What do we pray for in the sixth petition?


That God will keep us from sin.

The sixth (and last) petition of the Lord’s prayer is “And lead us not into temptation, but deliver us from evil.” (Matt. 6:13) Here’s a simple definition of a temptation: it’s a test to see whether we’ll do right or wrong. For instance, imagine your mom leaves out a plate of freshly-baked double-chocolate-chunk cookies on the table and says, “Those aren’t for you! I’m going to take them to your Great Aunt Bertha this afternoon.” This temptation would be a test for you: will you obey your mother, or will you devour one of those delicious cookies when she isn’t looking?

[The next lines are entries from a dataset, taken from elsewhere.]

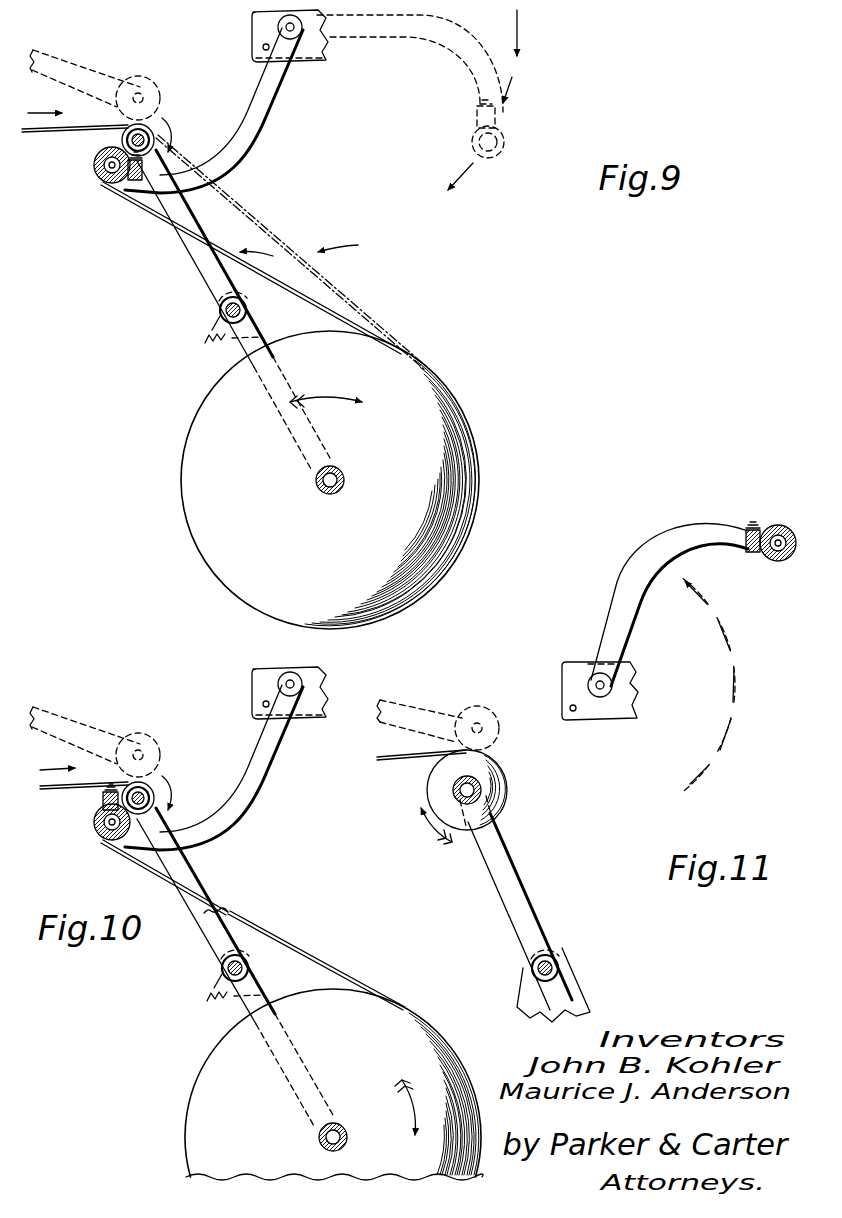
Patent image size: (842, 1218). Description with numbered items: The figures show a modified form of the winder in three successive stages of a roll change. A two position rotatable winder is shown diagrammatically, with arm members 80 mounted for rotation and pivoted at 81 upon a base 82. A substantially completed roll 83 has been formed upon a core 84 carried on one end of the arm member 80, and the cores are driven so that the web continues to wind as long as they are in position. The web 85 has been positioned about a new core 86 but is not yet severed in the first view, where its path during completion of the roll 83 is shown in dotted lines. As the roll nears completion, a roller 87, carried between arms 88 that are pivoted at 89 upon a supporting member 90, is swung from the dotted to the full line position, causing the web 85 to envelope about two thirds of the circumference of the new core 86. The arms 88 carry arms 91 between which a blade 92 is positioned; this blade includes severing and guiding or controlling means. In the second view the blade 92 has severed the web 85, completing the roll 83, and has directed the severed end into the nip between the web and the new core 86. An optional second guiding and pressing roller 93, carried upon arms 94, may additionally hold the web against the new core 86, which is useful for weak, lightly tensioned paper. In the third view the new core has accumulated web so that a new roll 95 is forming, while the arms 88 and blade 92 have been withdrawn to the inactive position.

In FIG. 9, the arm members 80 is at (196, 253).
In FIG. 10, the arm members 80 is at (200, 876).
In FIG. 11, the arm members 80 is at (532, 913).
In FIG. 9, the pivot 81 is at (220, 310).
In FIG. 10, the pivot 81 is at (222, 968).
In FIG. 11, the pivot 81 is at (557, 963).
In FIG. 9, the base 82 is at (205, 343).
In FIG. 10, the base 82 is at (207, 1000).
In FIG. 11, the base 82 is at (520, 992).
In FIG. 9, the substantially completed roll 83 is at (460, 410).
In FIG. 10, the substantially completed roll 83 is at (190, 1095).
In FIG. 9, the core 84 is at (344, 472).
In FIG. 10, the core 84 is at (348, 1137).
In FIG. 9, the web 85 is at (48, 132).
In FIG. 10, the web 85 is at (50, 789).
In FIG. 11, the web 85 is at (386, 763).
In FIG. 9, the new core 86 is at (160, 138).
In FIG. 10, the new core 86 is at (162, 798).
In FIG. 11, the new core 86 is at (476, 784).
In FIG. 9, the roller 87 is at (96, 178).
In FIG. 10, the roller 87 is at (100, 835).
In FIG. 11, the roller 87 is at (782, 527).
In FIG. 9, the arms 88 is at (255, 101).
In FIG. 10, the arms 88 is at (255, 744).
In FIG. 11, the arms 88 is at (678, 530).
In FIG. 9, the pivot 89 is at (296, 36).
In FIG. 10, the pivot 89 is at (296, 684).
In FIG. 11, the pivot 89 is at (605, 685).
In FIG. 9, the supporting member 90 is at (254, 35).
In FIG. 10, the supporting member 90 is at (254, 680).
In FIG. 11, the supporting member 90 is at (628, 713).
In FIG. 9, the arms 91 is at (126, 181).
In FIG. 10, the arms 91 is at (103, 806).
In FIG. 11, the arms 91 is at (752, 554).
In FIG. 9, the blade 92 is at (137, 183).
In FIG. 10, the blade 92 is at (111, 786).
In FIG. 11, the blade 92 is at (751, 522).
In FIG. 9, the second guiding and pressing roller 93 is at (148, 78).
In FIG. 10, the second guiding and pressing roller 93 is at (146, 733).
In FIG. 11, the second guiding and pressing roller 93 is at (486, 708).
In FIG. 9, the arms 94 is at (77, 66).
In FIG. 10, the arms 94 is at (69, 720).
In FIG. 11, the arms 94 is at (421, 710).
In FIG. 11, the new roll 95 is at (508, 790).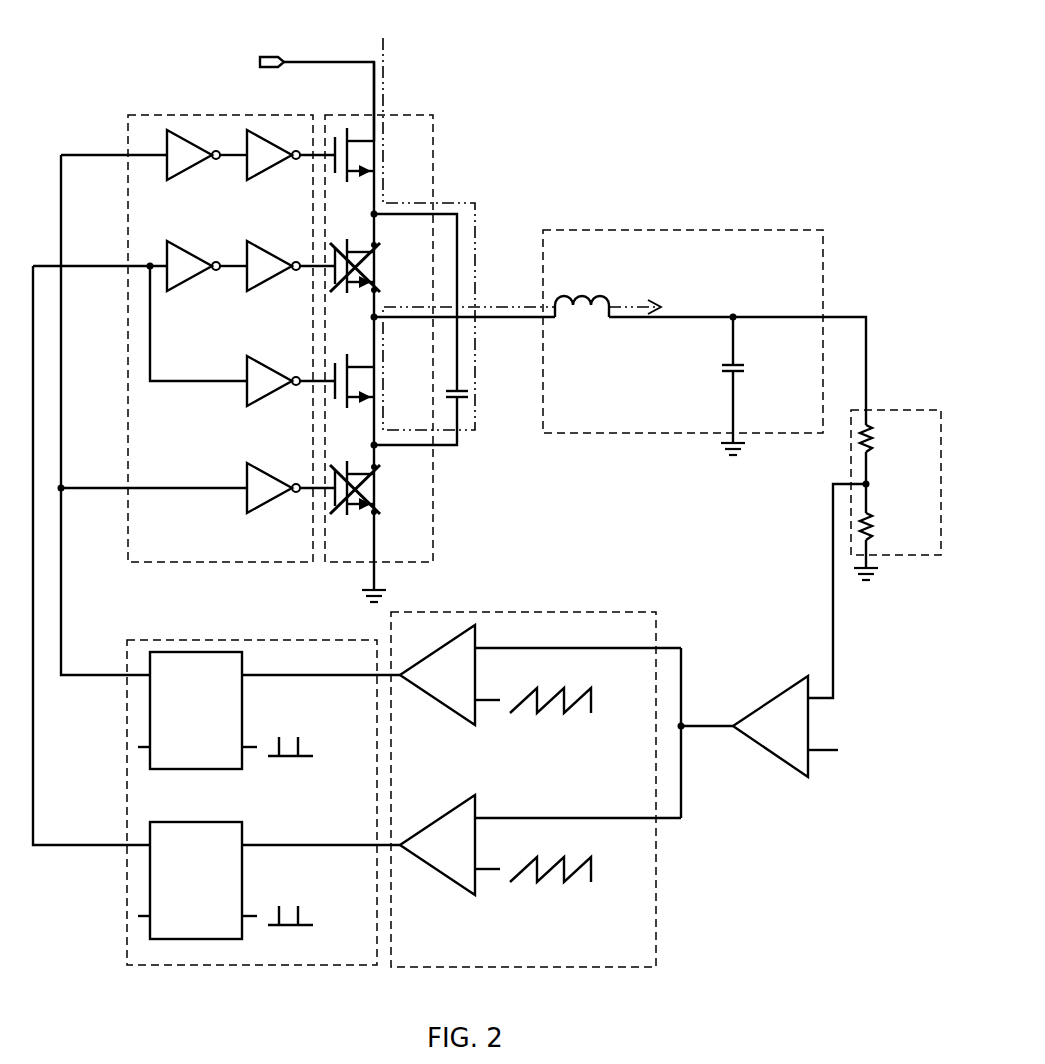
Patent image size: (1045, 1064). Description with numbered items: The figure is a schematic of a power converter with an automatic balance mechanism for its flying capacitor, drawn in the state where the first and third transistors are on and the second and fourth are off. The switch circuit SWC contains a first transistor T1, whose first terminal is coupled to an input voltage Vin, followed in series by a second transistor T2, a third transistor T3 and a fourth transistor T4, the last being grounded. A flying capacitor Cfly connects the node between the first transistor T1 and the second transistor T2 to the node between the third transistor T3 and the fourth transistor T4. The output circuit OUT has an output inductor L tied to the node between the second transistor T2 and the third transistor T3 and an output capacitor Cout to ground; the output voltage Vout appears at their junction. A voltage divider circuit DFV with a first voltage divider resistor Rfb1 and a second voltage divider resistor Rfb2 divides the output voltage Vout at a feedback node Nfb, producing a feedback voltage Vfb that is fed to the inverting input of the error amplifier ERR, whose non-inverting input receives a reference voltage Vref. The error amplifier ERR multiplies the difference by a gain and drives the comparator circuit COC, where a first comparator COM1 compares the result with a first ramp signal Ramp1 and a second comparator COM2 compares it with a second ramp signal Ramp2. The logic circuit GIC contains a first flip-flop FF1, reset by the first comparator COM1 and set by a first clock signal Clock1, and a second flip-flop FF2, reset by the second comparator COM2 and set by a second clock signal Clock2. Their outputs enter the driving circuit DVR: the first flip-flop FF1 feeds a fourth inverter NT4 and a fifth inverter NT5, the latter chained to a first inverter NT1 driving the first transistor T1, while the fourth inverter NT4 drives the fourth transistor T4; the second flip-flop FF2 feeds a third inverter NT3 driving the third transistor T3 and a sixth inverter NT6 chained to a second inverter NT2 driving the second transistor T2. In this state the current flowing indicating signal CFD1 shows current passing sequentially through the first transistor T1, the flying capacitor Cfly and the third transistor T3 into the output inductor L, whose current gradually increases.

The input voltage Vin is at (311, 83).
The current flowing indicating signal CFD1 is at (504, 218).
The driving circuit DVR is at (220, 115).
The switch circuit SWC is at (408, 115).
The first transistor T1 is at (379, 155).
The second transistor T2 is at (371, 266).
The third transistor T3 is at (379, 381).
The fourth transistor T4 is at (371, 488).
The first inverter NT1 is at (291, 174).
The second inverter NT2 is at (291, 284).
The third inverter NT3 is at (242, 354).
The fourth inverter NT4 is at (197, 507).
The fifth inverter NT5 is at (154, 174).
The sixth inverter NT6 is at (140, 284).
The flying capacitor Cfly is at (450, 330).
The output circuit OUT is at (667, 230).
The output inductor L is at (552, 290).
The output voltage Vout is at (784, 353).
The output capacitor Cout is at (765, 386).
The voltage divider circuit DFV is at (900, 410).
The first voltage divider resistor Rfb1 is at (897, 441).
The feedback node Nfb is at (864, 575).
The second voltage divider resistor Rfb2 is at (894, 546).
The error amplifier ERR is at (768, 756).
The feedback voltage Vfb is at (861, 691).
The reference voltage Vref is at (851, 751).
The comparator circuit COC is at (528, 612).
The first comparator COM1 is at (436, 702).
The second comparator COM2 is at (436, 872).
The first ramp signal Ramp1 is at (557, 717).
The second ramp signal Ramp2 is at (557, 888).
The logic circuit GIC is at (127, 887).
The first flip-flop FF1 is at (242, 697).
The second flip-flop FF2 is at (242, 867).
The first clock signal Clock1 is at (301, 766).
The second clock signal Clock2 is at (301, 936).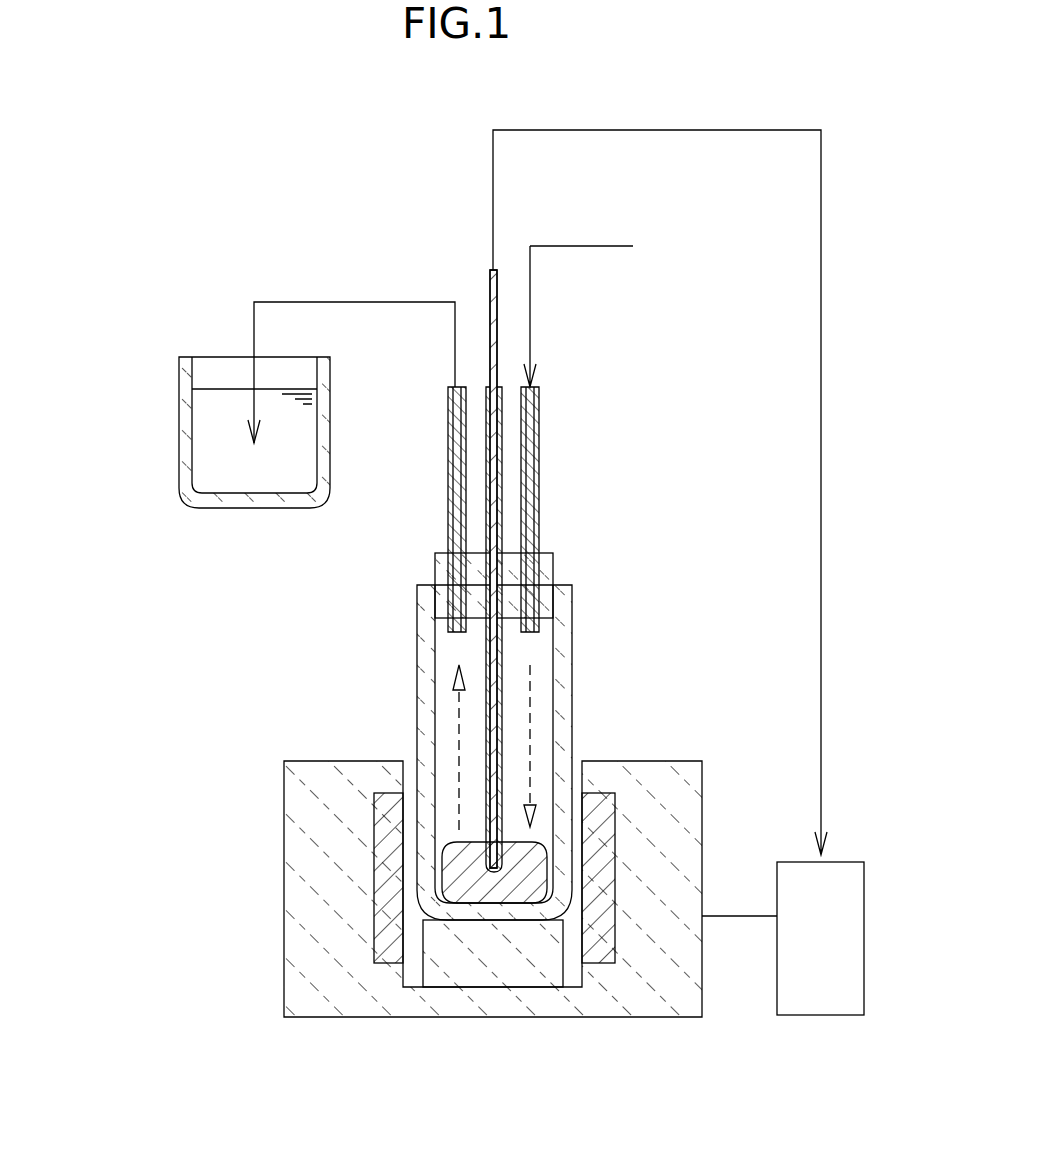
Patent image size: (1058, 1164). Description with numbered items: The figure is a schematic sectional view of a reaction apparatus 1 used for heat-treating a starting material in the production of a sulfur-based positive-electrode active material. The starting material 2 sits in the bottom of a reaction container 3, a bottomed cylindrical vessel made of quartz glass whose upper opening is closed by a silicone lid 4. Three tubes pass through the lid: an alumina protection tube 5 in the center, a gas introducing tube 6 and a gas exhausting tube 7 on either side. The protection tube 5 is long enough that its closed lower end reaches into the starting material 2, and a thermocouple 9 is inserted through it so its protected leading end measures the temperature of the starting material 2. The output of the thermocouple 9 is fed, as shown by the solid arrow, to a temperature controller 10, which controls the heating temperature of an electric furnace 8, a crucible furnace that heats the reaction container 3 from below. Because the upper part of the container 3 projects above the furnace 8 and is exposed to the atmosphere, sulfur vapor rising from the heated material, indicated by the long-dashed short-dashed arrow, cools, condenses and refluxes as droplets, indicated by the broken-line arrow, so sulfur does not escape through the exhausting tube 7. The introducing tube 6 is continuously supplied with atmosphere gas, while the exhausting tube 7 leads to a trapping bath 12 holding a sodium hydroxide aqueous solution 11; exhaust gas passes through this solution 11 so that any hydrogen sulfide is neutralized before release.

The reaction apparatus 1 is at (285, 162).
The starting material 2 is at (513, 883).
The reaction container 3 is at (562, 635).
The silicone lid 4 is at (550, 562).
The alumina protection tube 5 is at (500, 715).
The gas introducing tube 6 is at (540, 447).
The gas exhausting tube 7 is at (448, 508).
The electric furnace 8 is at (297, 890).
The thermocouple 9 is at (490, 300).
The temperature controller 10 is at (818, 1005).
The sodium hydroxide aqueous solution 11 is at (240, 480).
The trapping bath 12 is at (183, 443).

Our first parents, Adam and Eve, were tempted in the Garden of Eden. After listening to the words of the sneaky serpent, they faced a test: to believe what God said about the forbidden fruit or listen to the serpent. Sadly, this temptation was a test both of them failed spectacularly!

There’s some encouraging news to be heard in 1 Corinthians 10:13 when it comes to temptations. God has promised that “he will not let you be tempted beyond what you can bear. But when you are tempted, he will also provide a way out so that you can endure it.” As Christians, we’ll never find ourselves in a tempting situation where there isn’t some sort of God-given escape from sin. God promises to always provide a way for us to pass temptation’s test!

When we pray, “And lead us not into temptation, but deliver us from evil,” we are asking God to give us the strength to pass the test when temptation comes our way. We’re asking him to keep us from doing evil, to take the escape path instead of giving in to sin.

Not only are we praying that God would keep us from sinning, we’re also asking him to “deliver us from evil.” We’re praying that God would keep us safe from the evil things that others would want to do to us. This includes evil that might come from our fellow humans, but also from the servants of the devil, evil angels that would seek to do us harm.

To use the sixth petition as a checklist, you can think back to the sins you just confessed in the fifth petition (“and forgive our debts…”). Then, you can ask God to help you pass the test the next time you are tempted to sin. For example, after praying, “God, forgive me for punching my sister in the nose,” you could go on to pray, “And help me to control my temper the next time she makes me so mad!”


+ Can you think of a time when you gave in to a temptation? What about a time when you were tempted but did not sin?

+ What situations tempt you on a weekly basis?